We are taught to recognise when a case switches to ‘active’. To not disclose that the man just arrested for allegedly burgeoned his mother to death with a spoon has a history of violent crime. Or that the green grocer saw a 6”2 dark haired male with a spliff-smoking rat tattoo on his neck, fleeing the scene with said spoon. It’s a little case of TMI.

We are taught to be fair. To give the council-tax dodging councillor the opportunity to reply. To defend himself. Despite the evidence on the magistrates charge street, despite the overwhelming urge to do the complete opposite.

We are taught to be reactive. To watch a situation unfold and instinctively understand that this is news worthy, and the public gotta know.

We are taught to have a thick skin. Even when a someone wants to throw you under a bus in a public Facebook group for ‘not doing your job’ when in fact, the shoe was steadfast on the other foot.
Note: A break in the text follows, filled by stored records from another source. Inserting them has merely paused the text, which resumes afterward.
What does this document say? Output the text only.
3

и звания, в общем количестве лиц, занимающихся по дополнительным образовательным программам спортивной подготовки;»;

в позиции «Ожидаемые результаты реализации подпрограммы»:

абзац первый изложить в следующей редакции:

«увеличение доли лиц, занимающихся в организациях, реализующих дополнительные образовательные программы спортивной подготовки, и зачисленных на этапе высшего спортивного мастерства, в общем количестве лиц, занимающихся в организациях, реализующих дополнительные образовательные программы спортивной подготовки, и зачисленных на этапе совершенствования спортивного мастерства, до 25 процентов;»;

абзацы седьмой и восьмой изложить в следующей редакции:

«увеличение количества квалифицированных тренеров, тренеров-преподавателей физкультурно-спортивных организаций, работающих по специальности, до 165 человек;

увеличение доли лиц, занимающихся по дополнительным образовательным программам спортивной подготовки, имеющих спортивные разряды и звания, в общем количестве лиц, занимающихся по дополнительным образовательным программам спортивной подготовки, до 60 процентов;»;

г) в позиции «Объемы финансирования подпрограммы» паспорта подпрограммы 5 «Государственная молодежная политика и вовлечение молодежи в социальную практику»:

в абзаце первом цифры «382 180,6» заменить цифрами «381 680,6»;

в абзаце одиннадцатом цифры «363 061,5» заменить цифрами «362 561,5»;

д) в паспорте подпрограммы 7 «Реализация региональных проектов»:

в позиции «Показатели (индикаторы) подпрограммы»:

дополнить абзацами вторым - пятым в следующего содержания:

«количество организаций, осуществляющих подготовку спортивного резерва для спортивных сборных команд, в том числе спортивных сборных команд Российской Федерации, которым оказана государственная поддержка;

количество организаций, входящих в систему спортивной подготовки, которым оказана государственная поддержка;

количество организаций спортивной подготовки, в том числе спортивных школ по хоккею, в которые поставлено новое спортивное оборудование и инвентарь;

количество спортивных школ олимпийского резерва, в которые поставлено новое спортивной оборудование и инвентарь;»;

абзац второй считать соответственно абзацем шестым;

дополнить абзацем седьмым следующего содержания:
We are taught to understand the legal restrictions and allowances placed on journalists in a court of law. To understand that we cannot include in our report the heckling cousin of the alleged murderer in the public gallery, unless Mary-sue has given evidence. We must understand a section 45, and an 11. Never forget an 11. We cannot record, but we can tweet.

We are taught to observe-only. Keeping our opinionated brains on sleep-mode. Record the facts, but more importantly, record the balanced facts. Don’t judge the woman who stakes out abortion clinics with posters of unborn foetuses to ‘help’ pregnant women. Don’t judge, but listen. And tell her tale too.

We are taught that we are the voice of a community. And we must not take advantage of that position. We must be approachable, and take the time to listen to Barbara tell us her life story. And as we listen we discover Barbara climbed Everest, blindfolded, and won the Nobel peace prize. Because you just never know.

We are taught the mechanics of the country. From how the queen is funded, to which council organises grass verge cutting. Elections and by-elections. District, county, borough and parish. Committees and Select committees. Political parties and independents. We learn it, so that we can translate the minefield of bureaucracy.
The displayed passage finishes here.